Abandonar esse vínculo é praticamente impossível, a curto prazo, no entanto, já que a maioria das dívidas da Argentina são denominadas em dólares. O plano de Domingo Cavallo, o ministro da Economia, significa impor uma tarifa às importações e conceder um subsídio equivalente às exportações de seu país. O objetivo é melhorar a competitividade econômica sem causar problemas com relação à dívida do país.
Ao usar a média das taxas de câmbio do dólar e do euro, o sistema duplo de pagamentos também ofereceria a vantagem de manter o alinhamento com um plano de Cavallo para um futuro mais distante, o de vincular o peso a uma cesta cambial composto das duas moedas, assim que o euro e o dólar atingirem paridade.
Mas o mecanismo adotado apresenta dois sérios problemas. O primeiro é que qualquer sistema de câmbio diferencial encoraja distorções e corrupção. Os exportadores tentarão inflar o valor de seus produtos; os importadores, de sua parte, procurarão por maneiras de evitar o pagamento da tarifa.
O segundo problema é que os mercados financeiros odeiam o plano. Da mesma forma que as propostas anunciadas por Cavallo para uma possível cesta de equivalência cambial baseada no euro e no dólar causaram forte alta nas taxas de juros do país em abril, esta semana o fator de risco da Argentina parece ter disparado de novo. Juros mais altos farão com que ressurjam os temores quanto a uma possível moratória.
Dados esses problemas, talvez fosse melhor não mexer no câmbio e aceitar um novo período de estagnação. O problema de competitividade não é insuperável. A Argentina é uma economia relativamente fechada e as exportações ainda estão crescendo. Depois de um período de deflação de salários e preços, o retorno da confiança pode ter encorajado novos investimentos e crescimento.

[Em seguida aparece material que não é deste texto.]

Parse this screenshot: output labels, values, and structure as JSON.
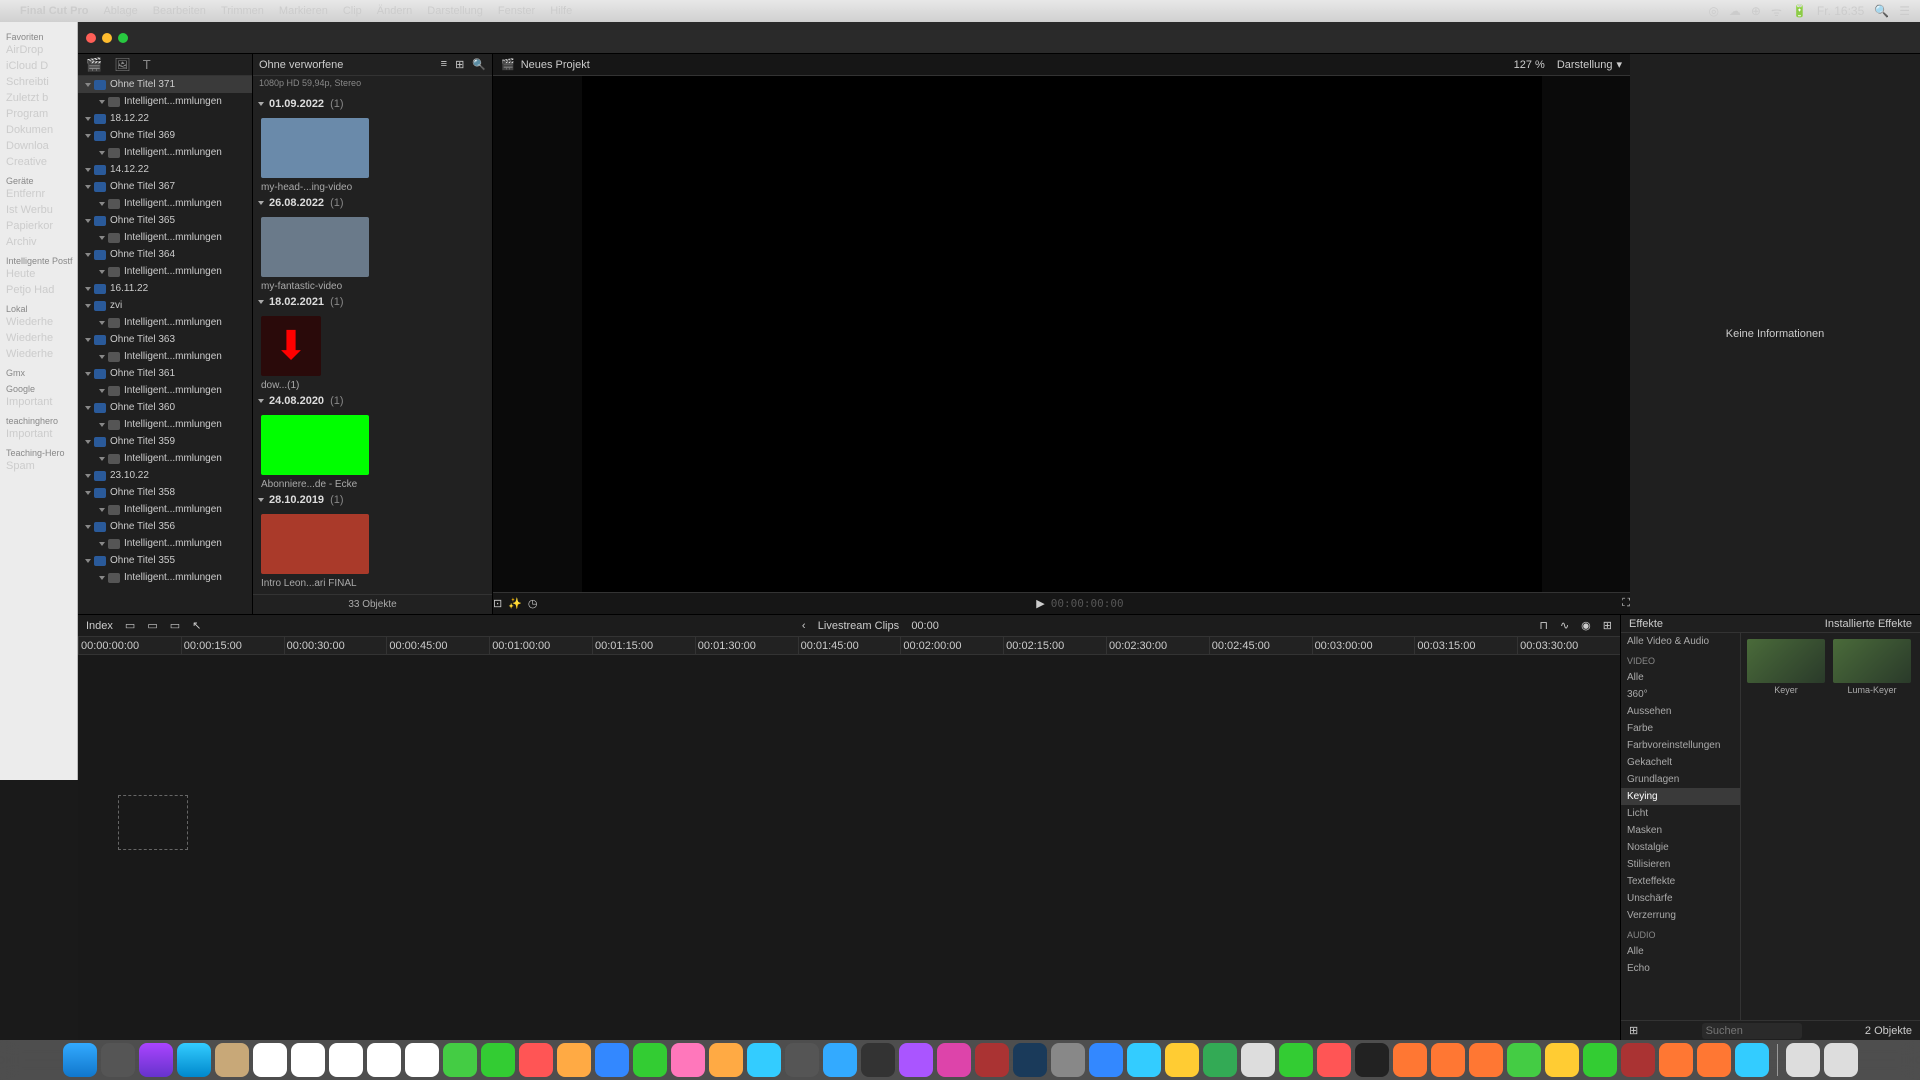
{
  "menubar": {
    "app_name": "Final Cut Pro",
    "items": [
      "Ablage",
      "Bearbeiten",
      "Trimmen",
      "Markieren",
      "Clip",
      "Ändern",
      "Darstellung",
      "Fenster",
      "Hilfe"
    ],
    "right": {
      "time": "Fr. 16:35"
    }
  },
  "finder": {
    "sections": [
      {
        "title": "Favoriten",
        "items": [
          "AirDrop",
          "iCloud D",
          "Schreibti",
          "Zuletzt b",
          "Program",
          "Dokumen",
          "Downloa",
          "Creative"
        ]
      },
      {
        "title": "Geräte",
        "items": [
          "Entfernr"
        ]
      },
      {
        "title": "",
        "items": [
          "Ist Werbu",
          "Papierkor",
          "Archiv"
        ]
      },
      {
        "title": "Intelligente Postf",
        "items": [
          "Heute",
          "Petjo Had"
        ]
      },
      {
        "title": "Lokal",
        "items": [
          "Wiederhe",
          "Wiederhe",
          "Wiederhe"
        ]
      },
      {
        "title": "Gmx",
        "items": []
      },
      {
        "title": "Google",
        "items": [
          "Important"
        ]
      },
      {
        "title": "teachinghero",
        "items": [
          "Important"
        ]
      },
      {
        "title": "Teaching-Hero",
        "items": [
          "Spam"
        ]
      }
    ]
  },
  "library_tree": [
    {
      "label": "Ohne Titel 371",
      "selected": true
    },
    {
      "label": "Intelligent...mmlungen",
      "indent": true
    },
    {
      "label": "18.12.22"
    },
    {
      "label": "Ohne Titel 369"
    },
    {
      "label": "Intelligent...mmlungen",
      "indent": true
    },
    {
      "label": "14.12.22"
    },
    {
      "label": "Ohne Titel 367"
    },
    {
      "label": "Intelligent...mmlungen",
      "indent": true
    },
    {
      "label": "Ohne Titel 365"
    },
    {
      "label": "Intelligent...mmlungen",
      "indent": true
    },
    {
      "label": "Ohne Titel 364"
    },
    {
      "label": "Intelligent...mmlungen",
      "indent": true
    },
    {
      "label": "16.11.22"
    },
    {
      "label": "zvi"
    },
    {
      "label": "Intelligent...mmlungen",
      "indent": true
    },
    {
      "label": "Ohne Titel 363"
    },
    {
      "label": "Intelligent...mmlungen",
      "indent": true
    },
    {
      "label": "Ohne Titel 361"
    },
    {
      "label": "Intelligent...mmlungen",
      "indent": true
    },
    {
      "label": "Ohne Titel 360"
    },
    {
      "label": "Intelligent...mmlungen",
      "indent": true
    },
    {
      "label": "Ohne Titel 359"
    },
    {
      "label": "Intelligent...mmlungen",
      "indent": true
    },
    {
      "label": "23.10.22"
    },
    {
      "label": "Ohne Titel 358"
    },
    {
      "label": "Intelligent...mmlungen",
      "indent": true
    },
    {
      "label": "Ohne Titel 356"
    },
    {
      "label": "Intelligent...mmlungen",
      "indent": true
    },
    {
      "label": "Ohne Titel 355"
    },
    {
      "label": "Intelligent...mmlungen",
      "indent": true
    }
  ],
  "browser": {
    "filter": "Ohne verworfene",
    "media_info": "1080p HD 59,94p, Stereo",
    "groups": [
      {
        "date": "01.09.2022",
        "count": "(1)",
        "thumbs": [
          {
            "label": "my-head-...ing-video",
            "bg": "#6a8aaa"
          }
        ]
      },
      {
        "date": "26.08.2022",
        "count": "(1)",
        "thumbs": [
          {
            "label": "my-fantastic-video",
            "bg": "#6a7a8a"
          }
        ]
      },
      {
        "date": "18.02.2021",
        "count": "(1)",
        "thumbs": [
          {
            "label": "dow...(1)",
            "bg": "#2a0a0a",
            "icon": "red-arrow"
          }
        ]
      },
      {
        "date": "24.08.2020",
        "count": "(1)",
        "thumbs": [
          {
            "label": "Abonniere...de - Ecke",
            "bg": "#00ff00"
          }
        ]
      },
      {
        "date": "28.10.2019",
        "count": "(1)",
        "thumbs": [
          {
            "label": "Intro Leon...ari FINAL",
            "bg": "#aa3a2a"
          }
        ]
      }
    ],
    "footer": "33 Objekte"
  },
  "viewer": {
    "project_label": "Neues Projekt",
    "zoom": "127 %",
    "darstellung": "Darstellung",
    "timecode": "00:00:00:00"
  },
  "inspector": {
    "empty": "Keine Informationen"
  },
  "timeline": {
    "index_label": "Index",
    "title": "Livestream Clips",
    "time": "00:00",
    "ruler": [
      "00:00:00:00",
      "00:00:15:00",
      "00:00:30:00",
      "00:00:45:00",
      "00:01:00:00",
      "00:01:15:00",
      "00:01:30:00",
      "00:01:45:00",
      "00:02:00:00",
      "00:02:15:00",
      "00:02:30:00",
      "00:02:45:00",
      "00:03:00:00",
      "00:03:15:00",
      "00:03:30:00"
    ]
  },
  "effects": {
    "title": "Effekte",
    "installed": "Installierte Effekte",
    "categories": [
      {
        "label": "Alle Video & Audio"
      },
      {
        "label": "VIDEO",
        "section": true
      },
      {
        "label": "Alle"
      },
      {
        "label": "360°"
      },
      {
        "label": "Aussehen"
      },
      {
        "label": "Farbe"
      },
      {
        "label": "Farbvoreinstellungen"
      },
      {
        "label": "Gekachelt"
      },
      {
        "label": "Grundlagen"
      },
      {
        "label": "Keying",
        "selected": true
      },
      {
        "label": "Licht"
      },
      {
        "label": "Masken"
      },
      {
        "label": "Nostalgie"
      },
      {
        "label": "Stilisieren"
      },
      {
        "label": "Texteffekte"
      },
      {
        "label": "Unschärfe"
      },
      {
        "label": "Verzerrung"
      },
      {
        "label": "AUDIO",
        "section": true
      },
      {
        "label": "Alle"
      },
      {
        "label": "Echo"
      }
    ],
    "items": [
      {
        "label": "Keyer"
      },
      {
        "label": "Luma-Keyer"
      }
    ],
    "search_placeholder": "Suchen",
    "footer": "2 Objekte"
  }
}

Mas, à medida que o país enfrenta seu terceiro ano de recessão, é fácil ver por que Cavallo está explorando todos os meios possíveis para impulsionar o crescimento. Se o plano de câmbio for acoplado a uma política fiscal sensível e a mais reformas estruturais, pode ser que funcione.
Não há como negar que se trata de uma estratégia de alto risco. Se Cavallo fracassar em vender sua política mais recente aos mercados -e os primeiros sinais não são muito bons-, os danos causados pelos juros mais altos superarão com facilidade os benefícios gerados pelas condições de comércio externo melhoradas. O ministro argentino está apostando que sua credibilidade bastará para fazer com que esse plano nada ortodoxo funcione.